Milla Cremeso zog die Ladentür hinter sich ins Schloss. Mit allem hatte sie gerechnet, nur nicht damit, dass es in den Notunterkünften am Rande des Dorfs keinen Tarik gab. Gab … geben sollte? War der freundliche Sozialarbeiter der Stadt vielleicht nur schlecht informiert?
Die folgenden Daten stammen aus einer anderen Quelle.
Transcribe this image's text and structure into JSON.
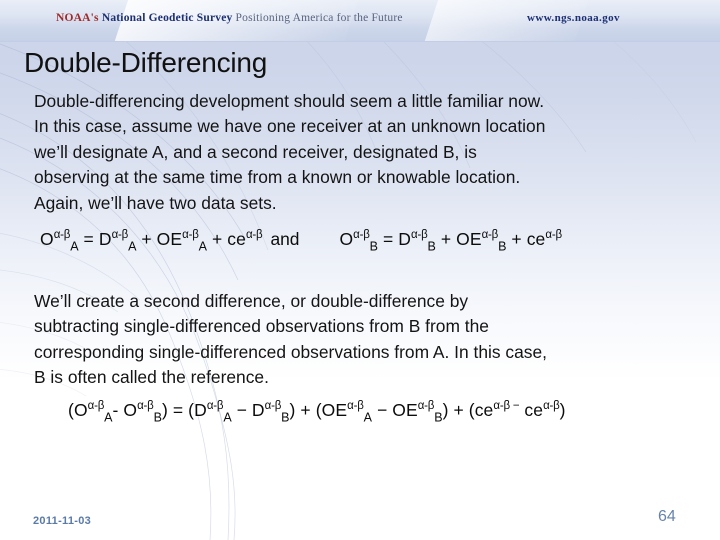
{
  "header": {
    "noaa_prefix": "NOAA's ",
    "agency": "National Geodetic Survey",
    "tagline": " Positioning America for the Future",
    "url": "www.ngs.noaa.gov"
  },
  "title": "Double-Differencing",
  "paragraph_1": [
    "Double-differencing development should seem a little familiar now.",
    "In this case, assume we have one receiver at an unknown location",
    "we’ll designate A, and a second receiver, designated B, is",
    "observing at the same time from a known or knowable location.",
    "Again, we’ll have two data sets."
  ],
  "equation_1": {
    "left": {
      "o": "O",
      "o_sup": "α-β",
      "o_sub": "A",
      "eq": " = ",
      "d": "D",
      "d_sup": "α-β",
      "d_sub": "A",
      "plus1": " + ",
      "oe": "OE",
      "oe_sup": "α-β",
      "oe_sub": "A",
      "plus2": " + ",
      "ce": "ce",
      "ce_sup": "α-β"
    },
    "conjunction": "and",
    "right": {
      "o": "O",
      "o_sup": "α-β",
      "o_sub": "B",
      "eq": " = ",
      "d": "D",
      "d_sup": "α-β",
      "d_sub": "B",
      "plus1": " + ",
      "oe": "OE",
      "oe_sup": "α-β",
      "oe_sub": "B",
      "plus2": " + ",
      "ce": "ce",
      "ce_sup": "α-β"
    }
  },
  "paragraph_2": [
    "We’ll create a second difference, or double-difference by",
    "subtracting single-differenced observations from B from the",
    "corresponding single-differenced observations from A. In this case,",
    "B is often called the reference."
  ],
  "equation_2": {
    "open1": "(",
    "o_a": "O",
    "o_a_sup": "α-β",
    "o_a_sub": "A",
    "minus1": "- ",
    "o_b": "O",
    "o_b_sup": "α-β",
    "o_b_sub": "B",
    "close1": ")",
    "equals": " = ",
    "open2": "(",
    "d_a": "D",
    "d_a_sup": "α-β",
    "d_a_sub": "A",
    "minus2": " − ",
    "d_b": "D",
    "d_b_sup": "α-β",
    "d_b_sub": "B",
    "close2": ")",
    "plus1": " + ",
    "open3": "(",
    "oe_a": "OE",
    "oe_a_sup": "α-β",
    "oe_a_sub": "A",
    "minus3": " − ",
    "oe_b": "OE",
    "oe_b_sup": "α-β",
    "oe_b_sub": "B",
    "close3": ")",
    "plus2": " + ",
    "open4": "(",
    "ce_a": "ce",
    "ce_a_sup": "α-β −",
    "ce_b": " ce",
    "ce_b_sup": "α-β",
    "close4": ")"
  },
  "footer": {
    "date": "2011-11-03",
    "page": "64"
  },
  "colors": {
    "bg_top": "#ccd5ea",
    "bg_bottom": "#ffffff",
    "noaa_red": "#9f2a2a",
    "ngs_blue": "#1c2f72",
    "footer_blue": "#5a7aa8",
    "text": "#141414"
  }
}
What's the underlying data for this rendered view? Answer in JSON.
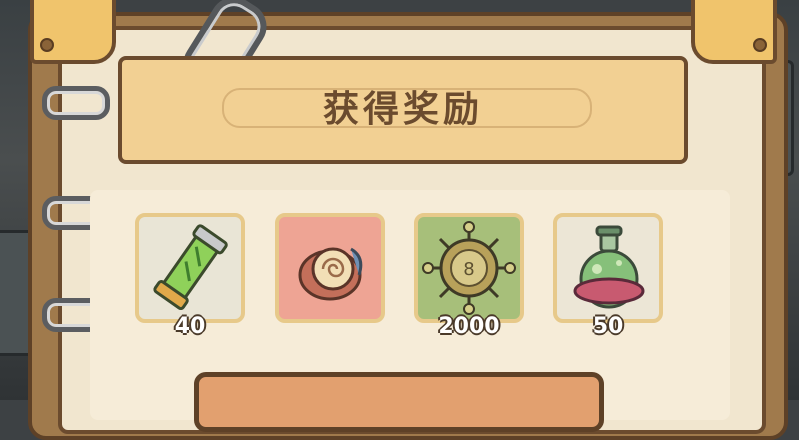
{
  "panel": {
    "title": "获得奖励"
  },
  "rewards": [
    {
      "item": "green-scroll-tube",
      "count": "40"
    },
    {
      "item": "spiral-shell",
      "count": ""
    },
    {
      "item": "bronze-disc-relic",
      "count": "2000"
    },
    {
      "item": "potion-flask",
      "count": "50"
    }
  ],
  "colors": {
    "banner": "#f2d093",
    "page": "#f1e6cf",
    "border": "#6b4b2e",
    "slot_green": "#a7bf7a",
    "slot_red": "#eea494"
  }
}
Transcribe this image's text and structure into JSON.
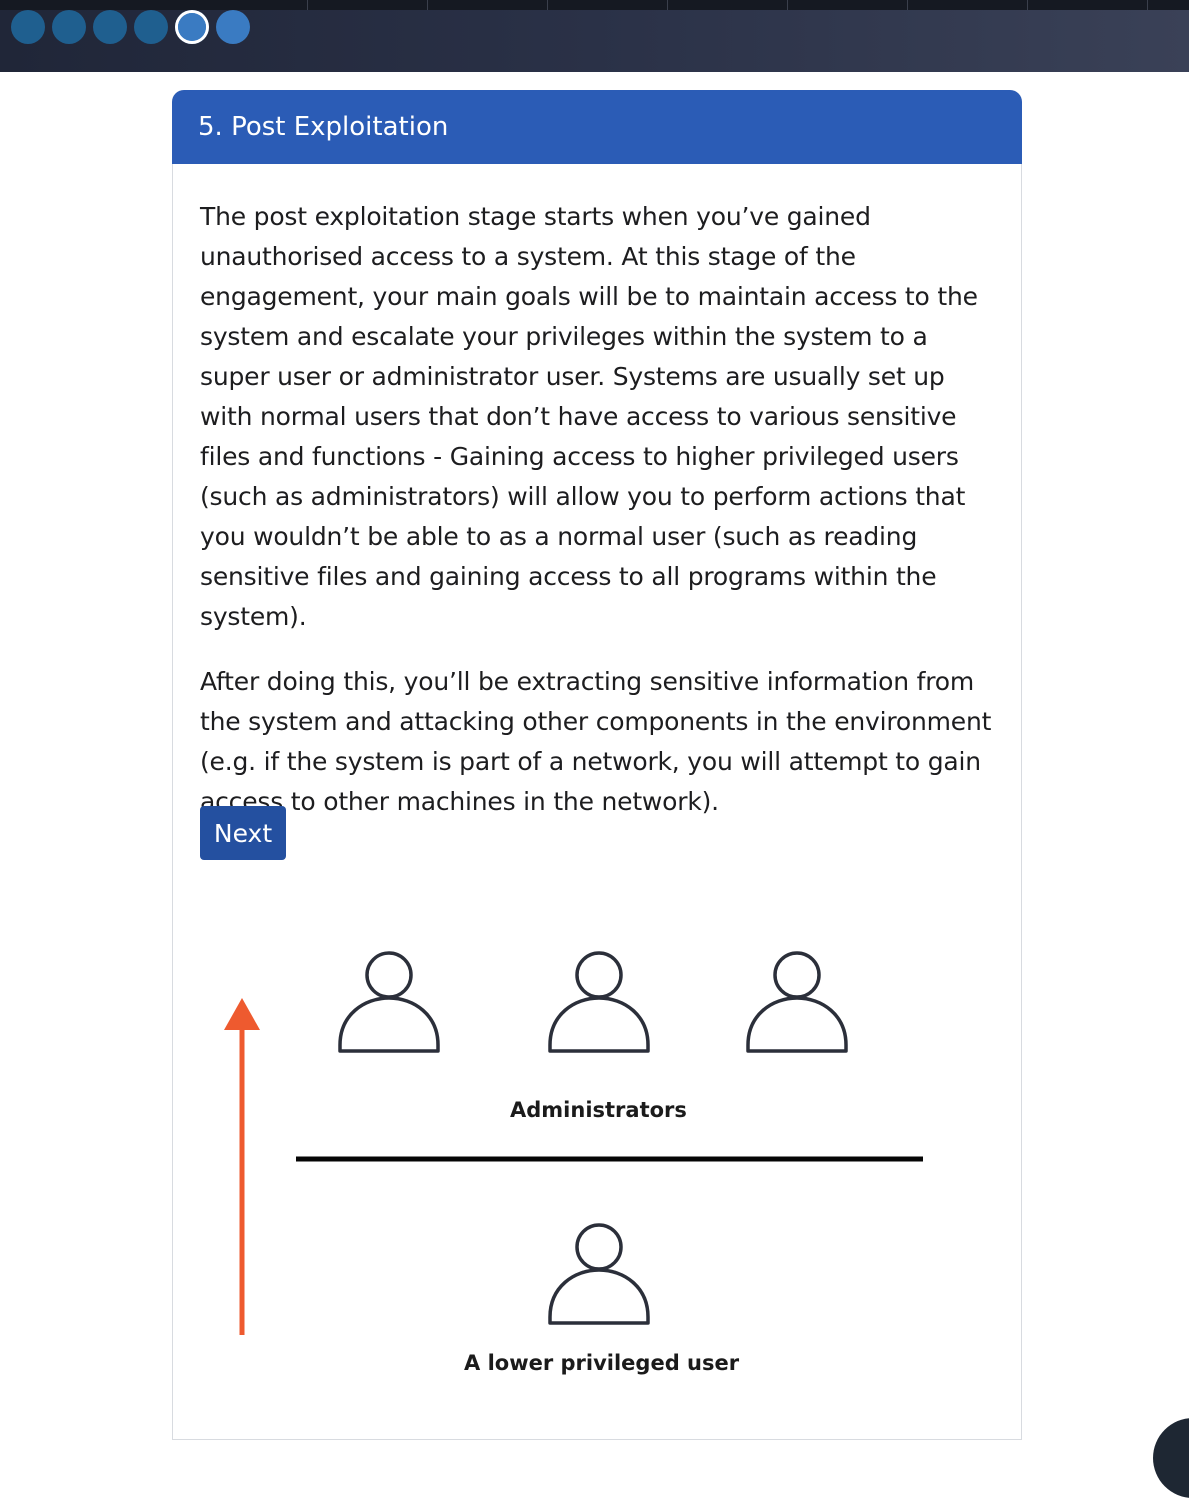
{
  "progress": {
    "steps_total": 6,
    "current_step": 5
  },
  "card": {
    "title": "5. Post Exploitation",
    "paragraphs": [
      "The post exploitation stage starts when you’ve gained unauthorised access to a system. At this stage of the engagement, your main goals will be to maintain access to the system and escalate your privileges within the system to a super user or administrator user. Systems are usually set up with normal users that don’t have access to various sensitive files and functions - Gaining access to higher privileged users (such as administrators) will allow you to perform actions that you wouldn’t be able to as a normal user (such as reading sensitive files and gaining access to all programs within the system).",
      "After doing this, you’ll be extracting sensitive information from the system and attacking other components in the environment (e.g. if the system is part of a network, you will attempt to gain access to other machines in the network)."
    ],
    "next_label": "Next"
  },
  "diagram": {
    "upper_group_label": "Administrators",
    "lower_group_label": "A lower privileged user",
    "arrow_color": "#ee5a2f",
    "icon": "user-icon"
  },
  "colors": {
    "header_bg": "#2b5cb6",
    "button_bg": "#2450a0",
    "topbar_bg": "#2a3147"
  }
}
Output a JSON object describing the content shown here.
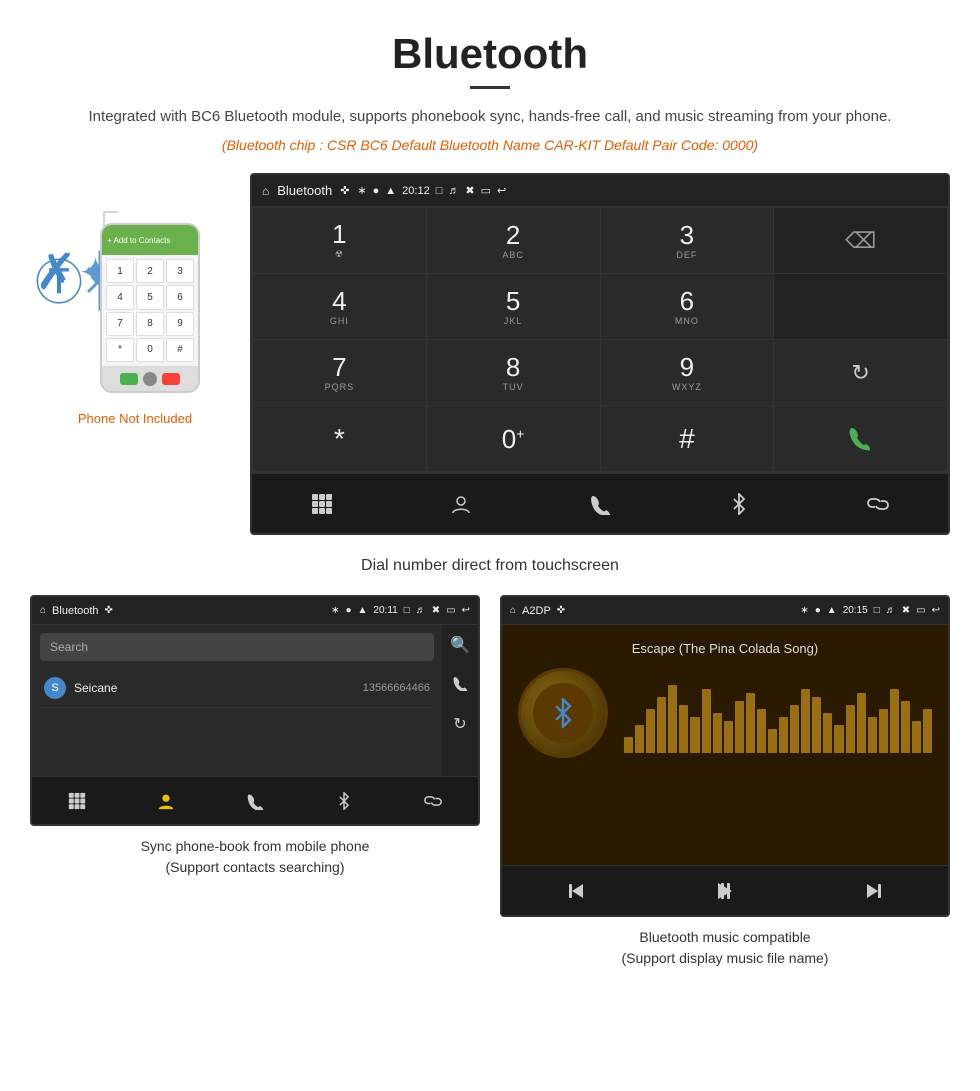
{
  "title": "Bluetooth",
  "subtitle": "Integrated with BC6 Bluetooth module, supports phonebook sync, hands-free call, and music streaming from your phone.",
  "chip_info": "(Bluetooth chip : CSR BC6    Default Bluetooth Name CAR-KIT    Default Pair Code: 0000)",
  "phone_not_included": "Phone Not Included",
  "dial_caption": "Dial number direct from touchscreen",
  "contacts_caption": "Sync phone-book from mobile phone\n(Support contacts searching)",
  "music_caption": "Bluetooth music compatible\n(Support display music file name)",
  "statusbar": {
    "bluetooth_title": "Bluetooth",
    "time": "20:12",
    "a2dp_title": "A2DP",
    "time2": "20:15",
    "time3": "20:11"
  },
  "dialpad": {
    "keys": [
      {
        "num": "1",
        "sub": ""
      },
      {
        "num": "2",
        "sub": "ABC"
      },
      {
        "num": "3",
        "sub": "DEF"
      },
      {
        "num": "4",
        "sub": "GHI"
      },
      {
        "num": "5",
        "sub": "JKL"
      },
      {
        "num": "6",
        "sub": "MNO"
      },
      {
        "num": "7",
        "sub": "PQRS"
      },
      {
        "num": "8",
        "sub": "TUV"
      },
      {
        "num": "9",
        "sub": "WXYZ"
      },
      {
        "num": "*",
        "sub": ""
      },
      {
        "num": "0+",
        "sub": ""
      },
      {
        "num": "#",
        "sub": ""
      }
    ]
  },
  "contacts": {
    "search_placeholder": "Search",
    "contact_letter": "S",
    "contact_name": "Seicane",
    "contact_number": "13566664466"
  },
  "music": {
    "song_title": "Escape (The Pina Colada Song)",
    "bars": [
      20,
      35,
      55,
      70,
      85,
      60,
      45,
      80,
      50,
      40,
      65,
      75,
      55,
      30,
      45,
      60,
      80,
      70,
      50,
      35,
      60,
      75,
      45,
      55,
      80,
      65,
      40,
      55
    ]
  }
}
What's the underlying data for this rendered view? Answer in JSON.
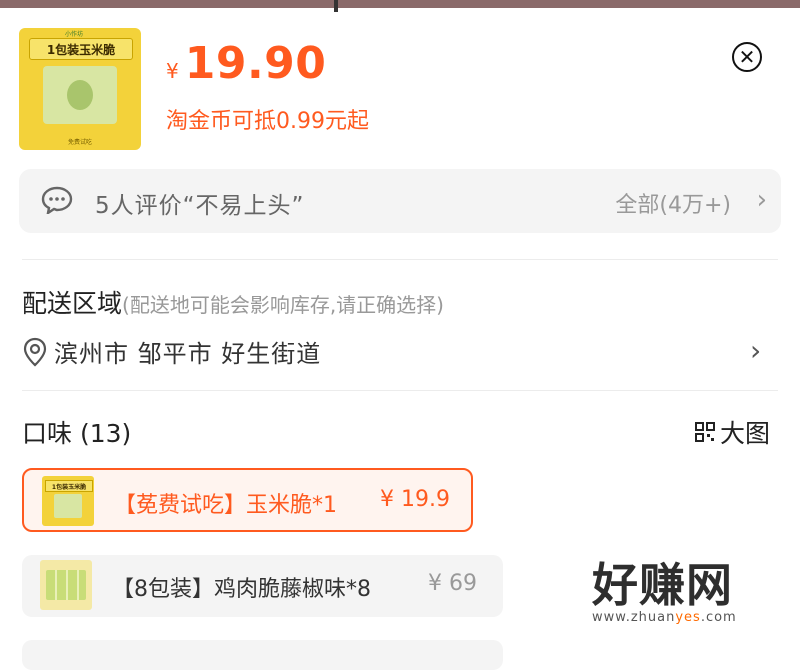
{
  "product": {
    "thumb_label": "1包装玉米脆",
    "thumb_brand": "小作坊",
    "thumb_small": "免费试吃",
    "currency": "¥",
    "price": "19.90",
    "coin_note": "淘金币可抵0.99元起"
  },
  "reviews": {
    "summary": "5人评价“不易上头”",
    "all_label": "全部(4万+)"
  },
  "delivery": {
    "title": "配送区域",
    "note": "(配送地可能会影响库存,请正确选择)",
    "address": "滨州市 邹平市 好生街道"
  },
  "flavor": {
    "title": "口味 (13)",
    "big_pic_label": "大图",
    "options": [
      {
        "name": "【莬费试吃】玉米脆*1",
        "price": "¥ 19.9",
        "thumb_label": "1包装玉米脆",
        "selected": true
      },
      {
        "name": "【8包装】鸡肉脆藤椒味*8",
        "price": "¥ 69",
        "selected": false
      }
    ]
  },
  "watermark": {
    "text": "好赚网",
    "url_a": "www.zhuan",
    "url_b": "yes",
    "url_c": ".com"
  },
  "colors": {
    "accent": "#ff5a1f",
    "muted": "#999999",
    "panel": "#f4f4f4"
  },
  "icons": [
    "close-icon",
    "chat-bubble-icon",
    "chevron-right-icon",
    "location-pin-icon",
    "grid-icon"
  ]
}
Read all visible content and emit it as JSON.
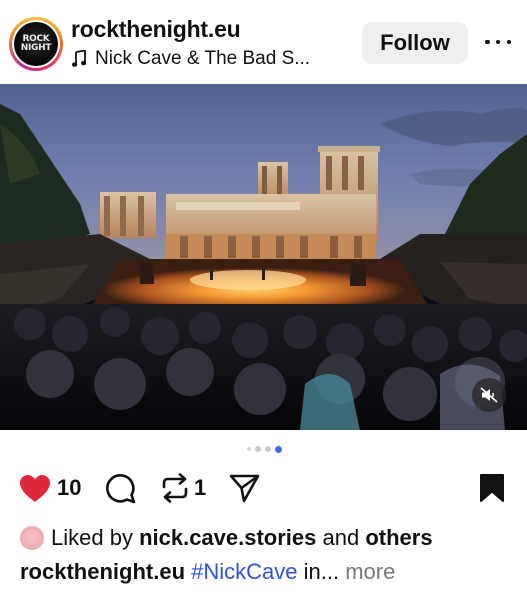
{
  "post": {
    "username": "rockthenight.eu",
    "audio_label": "Nick Cave & The Bad S...",
    "follow_label": "Follow",
    "avatar_logo_lines": [
      "ROCK",
      "NIGHT"
    ],
    "icons": {
      "audio": "music-note-icon",
      "more": "more-options-icon",
      "mute": "volume-muted-icon",
      "like": "heart-filled-icon",
      "comment": "comment-icon",
      "repost": "repost-icon",
      "share": "send-icon",
      "save": "bookmark-filled-icon"
    },
    "colors": {
      "like_red": "#e0283b",
      "hashtag_blue": "#2d51d8",
      "active_dot": "#3e6de0",
      "follow_bg": "#efefef"
    }
  },
  "carousel": {
    "total": 4,
    "active_index": 3
  },
  "actions": {
    "like_count": "10",
    "repost_count": "1"
  },
  "likes": {
    "prefix": "Liked by ",
    "user": "nick.cave.stories",
    "middle": " and ",
    "others": "others"
  },
  "caption": {
    "username": "rockthenight.eu",
    "hashtag": "#NickCave",
    "rest": " in...",
    "more_label": "more"
  }
}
Ruhetag. Und doch keine Ruhe. Dazu noch der zu erfüllende Auftrag, und der Termin der bevorstehenden Verlobung war nicht mehr weit. Betrübt machte Milla sich auf den Weg in ihre Backstube. Dort herrschte Ordnung. Alles blitzeblank, alles an seinem Platz. Das Weiß der Arbeitsplatte lud Milla ein, den ersten Wurf ins kreative Tüfteln zu tun. Sie trat heran, griff sich Mehl, Eier, Rührschüssel und Mixer, Zucker, Vanillin, Backpulver, Speisestärke, das Salztöpfchen. Einen Anfang machen, beginnen, dann würde sich alles Weitere ergeben.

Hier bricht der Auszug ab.